Hacker News new | ask | show | jobs
by dmn001 3154 days ago
There is no issue with parsing and scraping in the same loop as long as there is caching in there as well. You don't want to be hitting the server repeatedly whilst you're debugging.

A project like Scrapy should have caching on by default, but it seems to be an afterthought. Repeatable and reproducible parsing of cached websites is necessary, e.g. if you find additional data fields that you want to parse without downloading the entire site over again.

1 comments

I think the bigger point is the benefit of storing pulled data as is for the future, not so much about hitting the server multiple times. If so, I agree with this 100% -- being able to re-run your algorithms later on a local dataset is a powerful capability.
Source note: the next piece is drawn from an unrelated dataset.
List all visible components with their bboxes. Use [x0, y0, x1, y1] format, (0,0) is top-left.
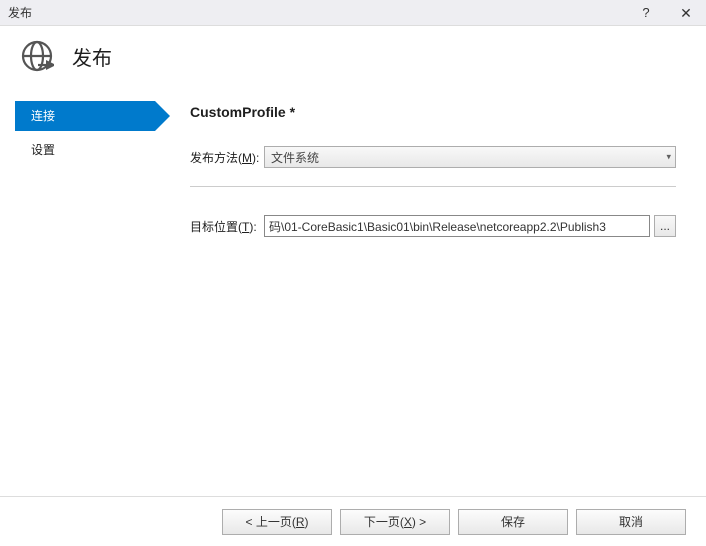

Later time, different computer, new software version -- no problem, you have a local copy of the data.

With caching, you are at the mercy of whatever third party caching scheme is used under the hood and raw pulled data can disappear any time without your explicit command (e.g., if some library gets updated and decides that this invalidates the caching scheme).

By caching, I just mean storing of data locally so you don't have to request it again under a certain timeframe. I use my own caching scripts written in Python, if you use a 3rd party library then data deletion does not matter too much either if you configure it properly and backup the data - html/json data compresses really well using lzma2 in 7-zip.